Applications are particularly encouraged from journalists in the Global South, with a special interest in receiving proposals from Australia, New Zealand, the Pacific region, East and Southern Africa, the Middle East, and North Africa. Collaborative reporting projects involving teams of journalists are also welcome.

Applicants will be required to submit a project description of no more than 250 words, a preliminary budget with a basic cost breakdown, and a detailed distribution plan explaining how the reporting will reach audiences. The Pulitzer Center also encourages applicants to include innovative audience engagement strategies, detailed distribution plan, and letters of commitment from media outlets that intend to publish the stories.

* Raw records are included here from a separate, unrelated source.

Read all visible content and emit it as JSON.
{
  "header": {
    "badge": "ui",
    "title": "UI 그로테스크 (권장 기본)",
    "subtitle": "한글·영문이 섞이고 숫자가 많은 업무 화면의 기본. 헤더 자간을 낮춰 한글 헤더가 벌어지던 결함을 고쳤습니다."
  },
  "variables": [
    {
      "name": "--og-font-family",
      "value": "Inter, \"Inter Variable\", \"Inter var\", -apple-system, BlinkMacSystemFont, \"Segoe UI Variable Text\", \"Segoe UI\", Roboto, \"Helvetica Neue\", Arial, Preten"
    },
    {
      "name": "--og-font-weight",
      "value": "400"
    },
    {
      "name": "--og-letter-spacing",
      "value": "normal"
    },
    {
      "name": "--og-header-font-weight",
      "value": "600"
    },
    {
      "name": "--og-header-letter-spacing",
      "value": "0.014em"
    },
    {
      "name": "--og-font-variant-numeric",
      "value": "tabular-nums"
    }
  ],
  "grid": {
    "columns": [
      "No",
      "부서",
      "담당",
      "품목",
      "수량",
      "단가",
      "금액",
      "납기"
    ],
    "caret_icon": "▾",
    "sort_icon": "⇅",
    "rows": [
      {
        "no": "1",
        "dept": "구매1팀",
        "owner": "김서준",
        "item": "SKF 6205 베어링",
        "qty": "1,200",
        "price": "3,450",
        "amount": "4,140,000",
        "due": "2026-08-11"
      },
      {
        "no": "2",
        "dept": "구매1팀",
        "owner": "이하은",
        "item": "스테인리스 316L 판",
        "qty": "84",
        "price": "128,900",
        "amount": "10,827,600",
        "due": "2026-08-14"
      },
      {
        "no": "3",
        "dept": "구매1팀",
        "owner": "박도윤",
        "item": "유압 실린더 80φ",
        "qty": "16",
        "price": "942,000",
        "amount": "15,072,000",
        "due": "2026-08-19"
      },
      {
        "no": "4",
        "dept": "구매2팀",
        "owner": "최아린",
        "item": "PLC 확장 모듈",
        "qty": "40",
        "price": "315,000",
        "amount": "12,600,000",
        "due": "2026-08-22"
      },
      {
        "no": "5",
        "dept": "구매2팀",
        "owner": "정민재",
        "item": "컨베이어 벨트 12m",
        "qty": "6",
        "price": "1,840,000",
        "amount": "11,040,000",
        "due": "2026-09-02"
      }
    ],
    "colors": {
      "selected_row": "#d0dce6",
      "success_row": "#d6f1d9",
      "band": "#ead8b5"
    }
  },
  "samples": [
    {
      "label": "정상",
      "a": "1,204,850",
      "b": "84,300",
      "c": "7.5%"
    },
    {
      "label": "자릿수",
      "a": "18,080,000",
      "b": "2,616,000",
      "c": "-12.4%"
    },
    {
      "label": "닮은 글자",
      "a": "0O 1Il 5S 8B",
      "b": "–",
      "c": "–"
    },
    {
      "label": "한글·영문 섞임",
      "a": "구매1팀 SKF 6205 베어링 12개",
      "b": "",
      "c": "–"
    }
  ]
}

The grant programme operates on a rolling basis, and applicants can generally expect to receive a response within one to two weeks after submitting their proposal.

The Pulitzer Center does not fund books, although it may support individual stories that could later become part of a book if they are first published independently by a media outlet. It also does not support feature-length films, staff salaries, equipment purchases, general newsroom operating expenses such as rent and utilities, startup seed funding, routine breaking news coverage, advocacy or marketing campaigns, or data projects intended solely for academic research. However, short documentaries with strong distribution plans may be considered, equipment rentals may be approved on a case-by-case basis, and data-related work is eligible when it directly supports journalism and reporting.

The Ocean and Fisheries Reporting Grant is supported by the Walton Family Fund, the Norwegian Agency for Development Cooperation, and the Howard Hughes Department of Science Education.